In recent years, Finland has increased its development assistance for instance to South Sudan and Afghanistan. In the future, there will be more and more cooperation with, among others, Somalia and Myanmar.
The work is guided by the publication Guidelines for Finland’s development policy and development cooperation in fragile states, released on 18 March.
“The purpose of the guidelines is to examine the special needs of fragile states holistically. Our goal is to become a hard-core professional in development cooperation involving fragile states,” Anne Sipiläinen, Under-Secretary of State for Development Cooperation and Development Policy, said at the launch of the guidelines on Tuesday.
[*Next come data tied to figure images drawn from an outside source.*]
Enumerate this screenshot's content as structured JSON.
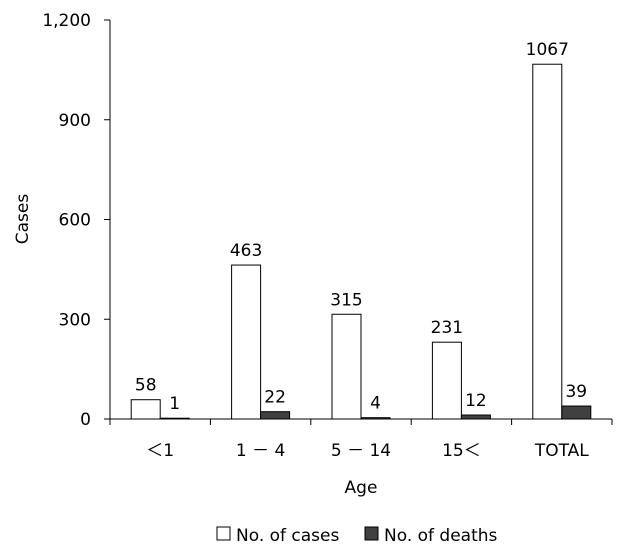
{
  "chart_data": {
    "type": "bar",
    "title": "",
    "xlabel": "Age",
    "ylabel": "Cases",
    "ylim": [
      0,
      1200
    ],
    "yticks": [
      0,
      300,
      600,
      900,
      1200
    ],
    "ytick_labels": [
      "0",
      "300",
      "600",
      "900",
      "1,200"
    ],
    "categories": [
      "＜1",
      "1 － 4",
      "5 － 14",
      "15＜",
      "TOTAL"
    ],
    "series": [
      {
        "name": "No. of cases",
        "values": [
          58,
          463,
          315,
          231,
          1067
        ],
        "fill": "#ffffff",
        "stroke": "#000000"
      },
      {
        "name": "No. of deaths",
        "values": [
          1,
          22,
          4,
          12,
          39
        ],
        "fill": "#404040",
        "stroke": "#000000"
      }
    ],
    "grid": false,
    "legend_position": "bottom"
  }
}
Development cooperation has not fully achieved the objectives set for it in fragile states. The UN Millennium Development Goals will in part remain unachieved. Thus there is a great need for the guidelines.
According to Tanja Viikki, who works as an Adviser on conflicts and development of society at the Ministry for Foreign Affairs, it is problematic to coordinate the different actors, types of activities and financial instruments in fragile states.
“The creation of the basic state structures is important. It is not sustainable, however, unless trust arises between the state and its citizens,” Viikki said in an interview for the magazine Kehitys (1/2014).
Assessment of the situation is the most important
It is often difficult for international actors to accept that the development of a fragile state into a strong and well-functioning state takes place slowly. At times steps backwards are also taken.
“We have no secret weapon that would eliminate all risks. The minimization of risks starts from a good assessment of the situation. Sometimes the biggest risk is not doing anything at all,” Under-Secretary of State Sipiläinen said.
Fragile states create areas of instability, and the problems of fragile states are always ultimately global problems, such as terrorism, organized crime and refugees. They can also affect Finland.
Involving women in peacebuilding
For Finland it is particularly important that women and other disadvantaged groups can participate in peacebuilding and statebuilding following a conflict.
Speaking at the event, Minister for International Development Pekka Haavisto recalled one meeting in Hargeisa, Somalia, sitting at the same negotiation table with men and women together.
“After about a quarter of an hour the women reported that they felt uncomfortable sitting there, and they asked to be allowed to move to another table. The joint negotiations ended there, and after that the talks took place separately at the tables for women and men. I reflected that there is still a long way to go before women participate in peace processes on an equal footing. At the same time, however, I thought that this is clearly a topic where Finns would have something to give.”